Israel's massive ground offensive in the densely populated Palestinian refugee camp in the northern West Bank city of Jenin bears hallmarks of Israeli military tactics during the second Palestinian uprising in the early 2000s. The assault, involving aerial bombardments, ground incursions through Israeli special forces, has intensified clashes and reignited the sense of Palestinian resistance.
Largely made up of camps that were initially set up in the 1950s, Jenin is home to more than 22,000 Palestinians who were expelled from their original homes during the Nakba — the ethnic cleansing of Palestine by Zionist militias to create the State of Israel — in 1948. To Palestinians, the enclave embodies armed resistance against the occupation of the West Bank and Gaza.
“Pakistan strongly condemns repeated raids by Israeli occupation forces on Jenin refugee camp, which have resulted in multiple casualties,” Pakistan’s foreign office spokesperson Mumtaz Zahra Baloch told Arab News.
In a strong display of solidarity, she said the people of Pakistan were "outraged" by this deliberate targeting of innocent Palestinians and reiterated Pakistan's unwavering support for the Palestinian cause and their fundamental right to peacefully live in an independent state.
“We believe the Palestinian people have a right to live peacefully in an independent state of Palestine, based on pre-1967 borders, with Al Quds Al Sharif as its capital,” she added.
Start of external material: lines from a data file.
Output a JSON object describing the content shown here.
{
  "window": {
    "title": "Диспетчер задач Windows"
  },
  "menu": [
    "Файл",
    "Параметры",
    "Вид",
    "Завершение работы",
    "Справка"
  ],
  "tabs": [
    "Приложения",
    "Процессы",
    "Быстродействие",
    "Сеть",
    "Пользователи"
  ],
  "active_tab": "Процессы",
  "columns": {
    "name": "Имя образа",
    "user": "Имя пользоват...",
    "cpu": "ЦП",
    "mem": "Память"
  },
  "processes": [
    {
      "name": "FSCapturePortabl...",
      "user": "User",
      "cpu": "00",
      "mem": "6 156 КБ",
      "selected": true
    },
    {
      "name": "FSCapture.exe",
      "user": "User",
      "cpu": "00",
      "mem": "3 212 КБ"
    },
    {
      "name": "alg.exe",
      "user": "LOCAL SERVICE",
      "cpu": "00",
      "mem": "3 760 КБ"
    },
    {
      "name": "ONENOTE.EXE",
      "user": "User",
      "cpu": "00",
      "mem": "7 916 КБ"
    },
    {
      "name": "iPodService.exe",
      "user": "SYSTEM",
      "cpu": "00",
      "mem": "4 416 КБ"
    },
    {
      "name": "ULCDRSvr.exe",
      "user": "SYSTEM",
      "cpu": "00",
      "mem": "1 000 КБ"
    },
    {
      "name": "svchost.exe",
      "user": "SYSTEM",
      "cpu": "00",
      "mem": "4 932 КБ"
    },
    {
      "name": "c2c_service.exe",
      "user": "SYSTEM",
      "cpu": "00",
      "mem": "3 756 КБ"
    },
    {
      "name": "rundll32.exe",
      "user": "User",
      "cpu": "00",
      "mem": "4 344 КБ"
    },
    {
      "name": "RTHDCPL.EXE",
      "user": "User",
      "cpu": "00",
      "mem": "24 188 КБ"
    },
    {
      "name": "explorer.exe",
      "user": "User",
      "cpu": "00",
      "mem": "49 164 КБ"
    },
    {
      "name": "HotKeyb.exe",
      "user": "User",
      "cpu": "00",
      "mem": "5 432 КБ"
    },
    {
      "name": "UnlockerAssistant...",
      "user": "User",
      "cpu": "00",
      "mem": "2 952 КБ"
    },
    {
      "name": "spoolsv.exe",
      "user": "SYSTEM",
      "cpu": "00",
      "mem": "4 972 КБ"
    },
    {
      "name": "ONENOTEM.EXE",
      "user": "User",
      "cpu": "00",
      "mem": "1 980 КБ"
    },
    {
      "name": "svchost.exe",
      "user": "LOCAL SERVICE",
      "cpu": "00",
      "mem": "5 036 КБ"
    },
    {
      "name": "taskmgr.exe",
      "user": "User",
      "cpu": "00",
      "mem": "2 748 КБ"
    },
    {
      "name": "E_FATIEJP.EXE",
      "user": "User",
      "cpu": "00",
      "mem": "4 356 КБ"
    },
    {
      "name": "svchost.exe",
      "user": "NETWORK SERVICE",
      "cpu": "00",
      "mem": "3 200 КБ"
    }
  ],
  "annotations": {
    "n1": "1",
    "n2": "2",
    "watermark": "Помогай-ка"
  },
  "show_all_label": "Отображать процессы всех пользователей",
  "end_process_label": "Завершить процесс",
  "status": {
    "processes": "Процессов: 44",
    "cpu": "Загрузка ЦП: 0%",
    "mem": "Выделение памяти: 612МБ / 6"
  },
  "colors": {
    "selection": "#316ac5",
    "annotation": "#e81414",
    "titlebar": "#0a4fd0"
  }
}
The large-scale raid, which began Monday, was one of the most intense military operations in the occupied West Bank in nearly two decades and comes amid a more than a yearlong spike in violence. More than 140 Palestinians have been killed this year in the West Bank, and Palestinian attacks targeting Israelis have killed at least 26 people.
The recent raids came as Israeli Prime Minister Benjamin Netanyahu faces growing pressure from his ultranationalist political allies for a tough response to recent attacks on Israeli settlers, including a shooting last month that killed four people.